Monday, 6 October 2008: 10:10 AM
George R. Brown Convention Center, 330B
During a cultural heritage survey conducted by the National Forest Service, numerous (22+) small (2cm), fine-grained “clay marbles” were discovered at a prehistoric human habitation site in Blue Mountains of eastern Washington. The marbles were found adjacent to a cryptocrystalline projectile point associated with the Harder Phase (2500-250 yrs. BP) of human settlement in the Pacific Northwest. Their archeological significance is of some interest. Were the spheres geologic (i.e. sedimentary concretions), biogenic (digestive animal “bezoar” concretions), or were they anthropogenic? Initial visual observations led one of the authors (Williams) to conclude that they were likely natural sedimentary concretions. SEM/EDS revealed a composition consistent with the presence of quartz, feldspars, clays, and metal oxides. To determine the mineralogy, X-ray Powder Diffraction was performed in the UI X-ray Diffraction Laboratory. XRPD scans revealed that the spheres contain a significant non-diffracting component. The mineralogy of the spheres was interesting and unexpected: silica polymorphs (quartz and tridymite) and aluminosilicate polymorphs (sillimanite/mullite). One explanation for the assemblage is contact metamorphism of sediments by much older basaltic lava flows observed at the site location. Given their regular shape, and association with prehistoric artifacts, another possible explanation exists-anthropogenic pyrometamorphism. Mullite is a common component of firebricks, clay pottery, etc., which closely resemble mullite “buchites”. A preliminary conclusion is that the “marbles” may represent fired anthropogenic artifacts.
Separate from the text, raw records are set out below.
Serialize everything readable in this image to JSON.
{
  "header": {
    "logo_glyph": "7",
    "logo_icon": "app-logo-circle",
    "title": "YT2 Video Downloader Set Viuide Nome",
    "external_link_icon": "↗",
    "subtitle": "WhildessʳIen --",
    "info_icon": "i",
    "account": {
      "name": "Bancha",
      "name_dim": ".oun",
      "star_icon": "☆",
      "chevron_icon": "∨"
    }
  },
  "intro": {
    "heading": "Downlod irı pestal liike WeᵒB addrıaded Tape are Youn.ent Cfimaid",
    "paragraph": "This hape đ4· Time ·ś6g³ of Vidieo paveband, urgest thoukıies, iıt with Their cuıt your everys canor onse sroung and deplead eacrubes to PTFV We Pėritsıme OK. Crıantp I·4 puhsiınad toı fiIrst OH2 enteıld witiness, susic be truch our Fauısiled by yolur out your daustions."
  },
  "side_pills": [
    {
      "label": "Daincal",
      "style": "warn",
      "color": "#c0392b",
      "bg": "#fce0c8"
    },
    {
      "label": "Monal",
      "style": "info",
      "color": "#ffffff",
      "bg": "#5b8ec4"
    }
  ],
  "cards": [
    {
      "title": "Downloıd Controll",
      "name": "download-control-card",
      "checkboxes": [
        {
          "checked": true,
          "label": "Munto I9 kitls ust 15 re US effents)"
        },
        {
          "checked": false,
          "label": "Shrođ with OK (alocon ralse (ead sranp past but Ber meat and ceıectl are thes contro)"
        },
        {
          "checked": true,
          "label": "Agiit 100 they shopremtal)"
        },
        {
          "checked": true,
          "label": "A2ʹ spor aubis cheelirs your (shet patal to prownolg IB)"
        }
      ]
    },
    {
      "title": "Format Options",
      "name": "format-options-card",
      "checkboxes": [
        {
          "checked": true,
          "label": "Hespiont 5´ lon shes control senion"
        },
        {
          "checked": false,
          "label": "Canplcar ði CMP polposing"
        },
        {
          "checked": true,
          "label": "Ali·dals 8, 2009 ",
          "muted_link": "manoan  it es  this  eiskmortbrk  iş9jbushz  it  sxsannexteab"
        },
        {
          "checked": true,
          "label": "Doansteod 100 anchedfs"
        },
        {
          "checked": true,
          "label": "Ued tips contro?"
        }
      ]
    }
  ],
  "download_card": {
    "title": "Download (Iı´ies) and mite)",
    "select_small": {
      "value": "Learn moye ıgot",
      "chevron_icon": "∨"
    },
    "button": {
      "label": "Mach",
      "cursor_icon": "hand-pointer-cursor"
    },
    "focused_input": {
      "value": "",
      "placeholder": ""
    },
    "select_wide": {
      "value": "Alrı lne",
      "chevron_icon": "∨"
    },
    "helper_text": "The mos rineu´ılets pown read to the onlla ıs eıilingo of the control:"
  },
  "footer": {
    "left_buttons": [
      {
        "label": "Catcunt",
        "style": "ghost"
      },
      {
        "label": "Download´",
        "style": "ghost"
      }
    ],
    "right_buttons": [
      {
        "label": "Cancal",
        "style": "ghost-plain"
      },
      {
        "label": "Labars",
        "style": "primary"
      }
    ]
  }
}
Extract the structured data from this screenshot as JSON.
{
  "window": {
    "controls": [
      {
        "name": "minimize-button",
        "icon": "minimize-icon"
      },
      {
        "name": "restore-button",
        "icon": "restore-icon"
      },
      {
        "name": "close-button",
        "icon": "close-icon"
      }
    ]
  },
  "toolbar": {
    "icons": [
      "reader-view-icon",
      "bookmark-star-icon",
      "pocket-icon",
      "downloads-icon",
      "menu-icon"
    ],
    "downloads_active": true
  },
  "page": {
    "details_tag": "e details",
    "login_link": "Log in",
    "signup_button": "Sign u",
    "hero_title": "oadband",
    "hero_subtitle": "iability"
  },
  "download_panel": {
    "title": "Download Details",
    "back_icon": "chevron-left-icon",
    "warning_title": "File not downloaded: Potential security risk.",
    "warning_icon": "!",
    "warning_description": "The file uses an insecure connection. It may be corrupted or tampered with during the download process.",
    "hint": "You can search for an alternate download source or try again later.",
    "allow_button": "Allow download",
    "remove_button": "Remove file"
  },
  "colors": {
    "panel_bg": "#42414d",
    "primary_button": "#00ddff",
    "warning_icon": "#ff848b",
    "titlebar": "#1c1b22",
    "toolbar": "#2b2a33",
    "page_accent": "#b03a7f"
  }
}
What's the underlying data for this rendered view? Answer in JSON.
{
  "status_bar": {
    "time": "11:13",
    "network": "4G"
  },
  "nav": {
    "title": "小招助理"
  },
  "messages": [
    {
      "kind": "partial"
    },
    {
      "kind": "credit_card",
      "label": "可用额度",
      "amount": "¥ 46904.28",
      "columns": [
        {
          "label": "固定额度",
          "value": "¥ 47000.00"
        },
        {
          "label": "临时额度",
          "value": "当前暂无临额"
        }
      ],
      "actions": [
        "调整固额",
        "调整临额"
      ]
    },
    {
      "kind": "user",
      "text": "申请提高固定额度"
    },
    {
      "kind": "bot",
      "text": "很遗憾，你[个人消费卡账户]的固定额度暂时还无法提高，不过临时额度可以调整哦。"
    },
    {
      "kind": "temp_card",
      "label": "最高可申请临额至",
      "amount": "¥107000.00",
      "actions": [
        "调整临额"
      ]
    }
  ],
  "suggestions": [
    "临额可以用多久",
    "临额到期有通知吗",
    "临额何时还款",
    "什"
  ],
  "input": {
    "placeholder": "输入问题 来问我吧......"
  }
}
The archeological significance of these items is unknown at present, however ceramic marbles have been used historically for various purposes (e.g. a type of bottle stopper). Also, small stone balls have been found at other prehistoric sites in the western US and interpreted as possible gaming devices. Forensically, the episode is instructive. Initial interpretations based on incomplete information may overlook critical data, and that one significant analytical observation, taken in context, can lead to very interesting and unexpected conclusions.